Fix gradio deployment

natgluons · natgluons · commit b03ac89a49bf · 2025-03-27T20:21:33.000+07:00
diff --git a/README.md b/README.md
@@ -1,11 +1,14 @@
 ---
 title: HiringHelp-Chatbot
-app_file: app.py
+emoji: 👨‍💼
+colorFrom: blue
+colorTo: indigo
 sdk: gradio
-sdk_version: 5.22.0
+sdk_version: "5.22.0"
+app_file: app.py
+pinned: false
 ---
 
-
 # HiringHelp Chatbot
 
 A chatbot that helps with hiring-related questions using RAG (Retrieval-Augmented Generation) with Gradio interface.

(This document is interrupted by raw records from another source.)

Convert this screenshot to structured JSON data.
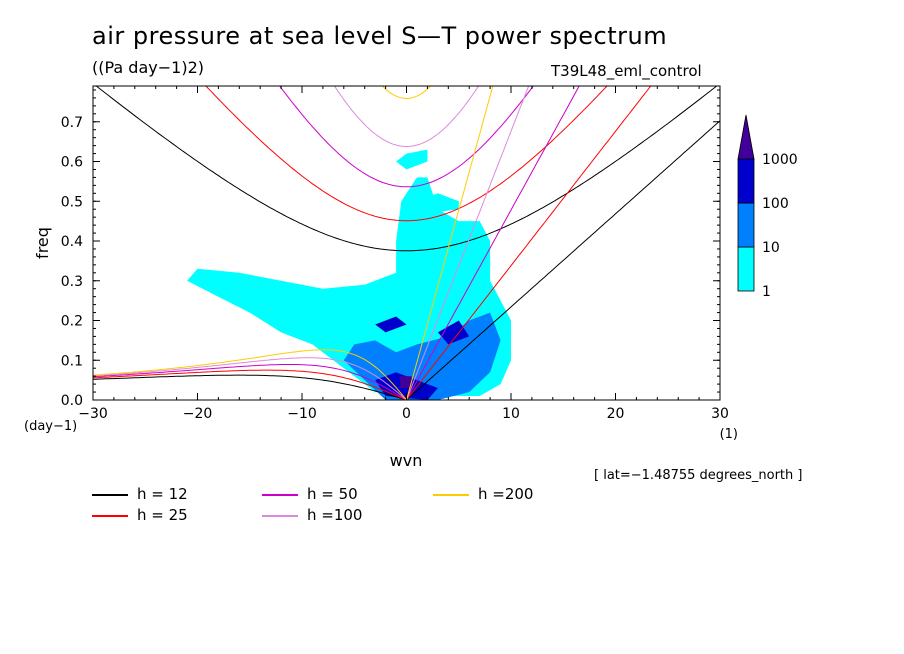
{
  "title": "air pressure at sea level S—T power spectrum",
  "units": "((Pa day−1)2)",
  "run_label": "T39L48_eml_control",
  "lat_note": "[ lat=−1.48755 degrees_north ]",
  "colors": {
    "fill_1": "#00ffff",
    "fill_10": "#0080ff",
    "fill_100": "#0000cc",
    "fill_1000": "#400099"
  },
  "chart_data": {
    "type": "heatmap",
    "title": "air pressure at sea level S—T power spectrum",
    "xlabel": "wvn",
    "ylabel": "freq",
    "x_unit_label": "(1)",
    "y_unit_label": "(day−1)",
    "xlim": [
      -30,
      30
    ],
    "ylim": [
      0,
      0.79
    ],
    "x_ticks": [
      -30,
      -20,
      -10,
      0,
      10,
      20,
      30
    ],
    "x_tick_labels": [
      "−30",
      "−20",
      "−10",
      "0",
      "10",
      "20",
      "30"
    ],
    "y_ticks": [
      0.0,
      0.1,
      0.2,
      0.3,
      0.4,
      0.5,
      0.6,
      0.7
    ],
    "y_tick_labels": [
      "0.0",
      "0.1",
      "0.2",
      "0.3",
      "0.4",
      "0.5",
      "0.6",
      "0.7"
    ],
    "colorbar": {
      "levels": [
        1,
        10,
        100,
        1000
      ],
      "labels": [
        "1",
        "10",
        "100",
        "1000"
      ],
      "colors": [
        "#00ffff",
        "#0080ff",
        "#0000cc",
        "#400099"
      ]
    },
    "contour_regions": [
      {
        "level": 1,
        "polygons": [
          [
            [
              -3,
              0.02
            ],
            [
              -6,
              0.08
            ],
            [
              -9,
              0.14
            ],
            [
              -12,
              0.17
            ],
            [
              -15,
              0.22
            ],
            [
              -18,
              0.26
            ],
            [
              -21,
              0.3
            ],
            [
              -20,
              0.33
            ],
            [
              -16,
              0.32
            ],
            [
              -12,
              0.3
            ],
            [
              -8,
              0.28
            ],
            [
              -4,
              0.29
            ],
            [
              -1,
              0.32
            ],
            [
              -1,
              0.4
            ],
            [
              -0.5,
              0.5
            ],
            [
              1,
              0.56
            ],
            [
              2,
              0.56
            ],
            [
              3,
              0.48
            ],
            [
              5,
              0.45
            ],
            [
              7,
              0.45
            ],
            [
              8,
              0.4
            ],
            [
              8,
              0.3
            ],
            [
              9,
              0.25
            ],
            [
              10,
              0.2
            ],
            [
              10,
              0.1
            ],
            [
              9,
              0.04
            ],
            [
              7,
              0.01
            ],
            [
              3,
              0.01
            ]
          ],
          [
            [
              -1,
              0.6
            ],
            [
              0,
              0.62
            ],
            [
              2,
              0.63
            ],
            [
              2,
              0.6
            ],
            [
              0,
              0.58
            ]
          ],
          [
            [
              1,
              0.5
            ],
            [
              3,
              0.52
            ],
            [
              5,
              0.5
            ],
            [
              5,
              0.48
            ],
            [
              2,
              0.47
            ]
          ]
        ]
      },
      {
        "level": 10,
        "polygons": [
          [
            [
              -2,
              0.0
            ],
            [
              -4,
              0.05
            ],
            [
              -6,
              0.1
            ],
            [
              -5,
              0.14
            ],
            [
              -3,
              0.15
            ],
            [
              -1,
              0.12
            ],
            [
              1,
              0.14
            ],
            [
              4,
              0.16
            ],
            [
              6,
              0.2
            ],
            [
              8,
              0.22
            ],
            [
              9,
              0.15
            ],
            [
              8,
              0.07
            ],
            [
              6,
              0.02
            ],
            [
              3,
              0.0
            ]
          ]
        ]
      },
      {
        "level": 100,
        "polygons": [
          [
            [
              -2,
              0.01
            ],
            [
              -3,
              0.05
            ],
            [
              -1,
              0.07
            ],
            [
              1,
              0.05
            ],
            [
              3,
              0.03
            ],
            [
              2,
              0.0
            ]
          ],
          [
            [
              3,
              0.17
            ],
            [
              5,
              0.2
            ],
            [
              6,
              0.16
            ],
            [
              4,
              0.14
            ]
          ],
          [
            [
              -3,
              0.19
            ],
            [
              -1,
              0.21
            ],
            [
              0,
              0.19
            ],
            [
              -2,
              0.17
            ]
          ]
        ]
      },
      {
        "level": 1000,
        "polygons": [
          [
            [
              -0.6,
              0.03
            ],
            [
              -0.6,
              0.06
            ],
            [
              0.5,
              0.06
            ],
            [
              0.5,
              0.03
            ]
          ]
        ]
      }
    ],
    "series": [
      {
        "name": "h = 12",
        "color": "#000000",
        "equivalent_depth_m": 12
      },
      {
        "name": "h = 25",
        "color": "#ff0000",
        "equivalent_depth_m": 25
      },
      {
        "name": "h = 50",
        "color": "#cc00cc",
        "equivalent_depth_m": 50
      },
      {
        "name": "h =100",
        "color": "#dd88dd",
        "equivalent_depth_m": 100
      },
      {
        "name": "h =200",
        "color": "#ffcc00",
        "equivalent_depth_m": 200
      }
    ],
    "legend_placement": "bottom"
  }
}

@@ -14,7 +17,7 @@ A chatbot that helps with hiring-related questions using RAG (Retrieval-Augmente
 
 - Interactive chat interface using Gradio
 - RAG system for retrieving relevant information from candidate documents
-- Support for multiple document formats (PDF, TXT, CSV)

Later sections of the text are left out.